Looking at Ian’s work I am SO GRATEFUL that he agreed to make what is an intensely private and spiritual process open to the public gaze. The fact that we are now heading towards 6,000 hits on this blog is a sign that it has stimulated an interest and has served as a kind of metaphor for bringing the Sacred Heart into the public square. To use Benedict’s words (which I have put up on the blog) I believe that Ian is showing us why we urgently need sacred images to enable us to ‘learn to see the openness of heaven. We need them to give us the capacity to know the mystery of God in the pierced heart of the Crucified.’ Thus the image of the Sacred Heart becomes increasingly relevant to our age: we have to stop thinking about it as some old image from the past which has little or no relevance for our future. On this point I can refer readers of this blog to Fr Alexander Lucie-Smith’s blog on ‘ The Sacred Heart should be a rallying cry against secular society. HERE ’

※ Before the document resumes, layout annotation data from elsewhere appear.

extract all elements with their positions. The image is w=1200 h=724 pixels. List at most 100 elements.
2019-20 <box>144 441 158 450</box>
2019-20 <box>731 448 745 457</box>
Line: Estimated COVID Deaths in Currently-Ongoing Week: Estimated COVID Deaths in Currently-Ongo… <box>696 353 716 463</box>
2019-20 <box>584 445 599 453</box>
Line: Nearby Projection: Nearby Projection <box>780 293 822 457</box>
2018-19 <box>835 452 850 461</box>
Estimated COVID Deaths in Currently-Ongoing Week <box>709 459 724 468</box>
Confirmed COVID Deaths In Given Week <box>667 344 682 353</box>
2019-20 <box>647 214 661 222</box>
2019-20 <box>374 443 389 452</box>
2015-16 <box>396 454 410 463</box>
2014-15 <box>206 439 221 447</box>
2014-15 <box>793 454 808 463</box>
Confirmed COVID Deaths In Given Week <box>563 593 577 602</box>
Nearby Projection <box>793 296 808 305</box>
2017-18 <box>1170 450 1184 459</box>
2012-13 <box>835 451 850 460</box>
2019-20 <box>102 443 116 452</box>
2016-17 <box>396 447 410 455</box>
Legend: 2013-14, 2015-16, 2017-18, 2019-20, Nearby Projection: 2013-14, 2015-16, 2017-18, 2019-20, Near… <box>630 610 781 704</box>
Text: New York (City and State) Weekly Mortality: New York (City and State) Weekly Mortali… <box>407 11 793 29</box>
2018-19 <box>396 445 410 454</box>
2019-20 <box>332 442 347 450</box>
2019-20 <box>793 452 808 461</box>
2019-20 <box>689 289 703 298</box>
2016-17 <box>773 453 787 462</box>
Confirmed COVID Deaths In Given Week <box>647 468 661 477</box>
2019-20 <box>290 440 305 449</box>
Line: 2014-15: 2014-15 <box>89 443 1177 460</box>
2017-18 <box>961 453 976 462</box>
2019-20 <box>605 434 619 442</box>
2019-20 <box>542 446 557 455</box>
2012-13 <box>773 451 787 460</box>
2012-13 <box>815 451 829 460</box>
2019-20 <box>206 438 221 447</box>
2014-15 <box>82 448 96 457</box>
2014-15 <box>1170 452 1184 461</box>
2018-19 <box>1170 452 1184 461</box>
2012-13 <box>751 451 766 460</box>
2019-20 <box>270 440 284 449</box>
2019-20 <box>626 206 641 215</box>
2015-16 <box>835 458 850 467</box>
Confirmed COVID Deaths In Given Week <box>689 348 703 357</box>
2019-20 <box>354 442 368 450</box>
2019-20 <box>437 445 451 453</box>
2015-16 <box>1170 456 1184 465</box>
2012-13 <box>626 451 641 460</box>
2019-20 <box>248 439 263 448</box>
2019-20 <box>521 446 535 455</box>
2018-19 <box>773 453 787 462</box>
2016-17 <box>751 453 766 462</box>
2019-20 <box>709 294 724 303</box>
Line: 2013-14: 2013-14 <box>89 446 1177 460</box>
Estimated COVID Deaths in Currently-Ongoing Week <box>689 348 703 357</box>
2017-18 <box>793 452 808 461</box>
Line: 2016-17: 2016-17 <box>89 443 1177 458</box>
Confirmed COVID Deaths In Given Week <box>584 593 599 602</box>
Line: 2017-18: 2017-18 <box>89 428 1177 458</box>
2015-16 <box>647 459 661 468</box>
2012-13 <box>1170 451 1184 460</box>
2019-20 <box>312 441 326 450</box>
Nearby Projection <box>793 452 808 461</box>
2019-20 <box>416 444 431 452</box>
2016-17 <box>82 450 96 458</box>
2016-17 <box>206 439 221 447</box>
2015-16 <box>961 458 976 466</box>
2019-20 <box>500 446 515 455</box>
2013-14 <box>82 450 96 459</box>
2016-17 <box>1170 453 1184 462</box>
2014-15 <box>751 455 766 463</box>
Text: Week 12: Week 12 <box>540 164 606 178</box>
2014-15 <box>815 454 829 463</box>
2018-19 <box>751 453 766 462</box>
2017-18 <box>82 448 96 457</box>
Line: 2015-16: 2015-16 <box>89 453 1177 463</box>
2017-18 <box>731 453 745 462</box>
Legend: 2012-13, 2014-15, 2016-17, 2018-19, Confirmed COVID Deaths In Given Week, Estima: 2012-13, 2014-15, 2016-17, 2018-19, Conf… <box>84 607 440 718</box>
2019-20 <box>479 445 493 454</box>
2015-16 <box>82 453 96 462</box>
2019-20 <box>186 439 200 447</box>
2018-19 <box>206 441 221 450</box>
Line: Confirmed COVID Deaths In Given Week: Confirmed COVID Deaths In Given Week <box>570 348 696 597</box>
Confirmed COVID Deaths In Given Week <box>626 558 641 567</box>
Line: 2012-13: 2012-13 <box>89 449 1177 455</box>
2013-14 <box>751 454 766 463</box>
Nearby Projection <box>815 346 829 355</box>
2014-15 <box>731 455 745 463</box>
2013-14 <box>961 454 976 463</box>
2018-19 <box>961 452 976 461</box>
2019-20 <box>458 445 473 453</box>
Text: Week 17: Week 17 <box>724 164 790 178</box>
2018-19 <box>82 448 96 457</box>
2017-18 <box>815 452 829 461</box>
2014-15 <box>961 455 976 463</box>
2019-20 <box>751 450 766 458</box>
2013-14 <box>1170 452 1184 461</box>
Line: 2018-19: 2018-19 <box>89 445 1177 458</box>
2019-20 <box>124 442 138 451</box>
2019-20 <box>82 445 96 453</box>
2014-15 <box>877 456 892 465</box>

Fr. Alexander concludes his piece in terms that I warmly endorse:

There is far too much talk of God in the abstract, I find, these days, especially from unbelievers. But God is never in the abstract. He is a Person. Knowledge of God is best gleaned through the flesh of Jesus. The Solemnity of the Sacred Heart is a good reminder that we should not let the enemies of religion set the agenda. They might want to talk about a God whom they do not believe in, but who we do not recognise either. We need to reply by talking about the God who is love, the Incarnate Son. Interestingly the Catholics who have most resisted de Christianisation – the brave folk of the Vendée and the Cristeros in Mexico – all took the Sacred Heart as their rallying cry. So should we.

And that is also what Teilhard believed: the Sacred Heart (in quo sunt omnes thesauri sapientiae et scientiae) embodies a theology which points the way to ‘Les directions de l’avenir’ – a Christianity of the future. Hopefully, this icon will, in some small way, contribute to clarifying that theology and thereby make it more relevant to the challenges we face in a world in which public problems are increasingly complex, global and inter-connected . Above all Teilhard realized that this globalized ('planetizing') world needs a 'Cosmic Christ': a Sacred Heart to 'build the earth'. As Blessed John Paul said in 1994: 'From the Heart of Christ crucified is born the new humanity redeemed from sin. The man of the year 2000 needs Christ's Heart to know God and to know himself; he needs it to build the civilization of love". If we are to 'build the earth' and 'build the civilization of love ' we need to centre our personal lives and our public affairs around Christ's Heart.

Tuesday 5 July 2011

Water Gilding

This morning I finished preparing the bole. That means sanding it down to get every tiny scratch and dent out, then giving a final coat of thin bole which is applied hot, and  which I then polished with a piece of kitchen towel. This took an age, but by mid morning I was ready to start applying the gold leaf.

Gold in an icon speaks of the Being of God, its qualities of 'bright darkness' speaking of God being known and yet unknown. It is the background in all icons (or a heavenly substitute colour such as red, being bright like gold, or blue, a heavenly colour). Here all of Creation is shot through with gold, just as all of Creation is shot through with the glory of God, enveloped in the Divine which creates, sustains and redeems it.

I use triple thickness 23.5ct gold loose leaf, which I have applied with a double layer and burnished to give a deep radiance. In these photos you can see the bole being heated gently before application, and then being applied deftly with a brush so as to create as smooth a surface as possible.

The gold leaf is applied using a gilder's tip, with a solution of alcohol and water being floated on the bole which 'sucks' the leaf onto the board. This is a very tricky process, and it is easy to tear or crease the leaf.




 Once the leaf was  applied and dried, but not too try, I used a burnisher made of agate stone to polish the gold leaf. Applying even pressure the stone pushes the gold and the bole flat, which means the gold gives a reflection like a mirror.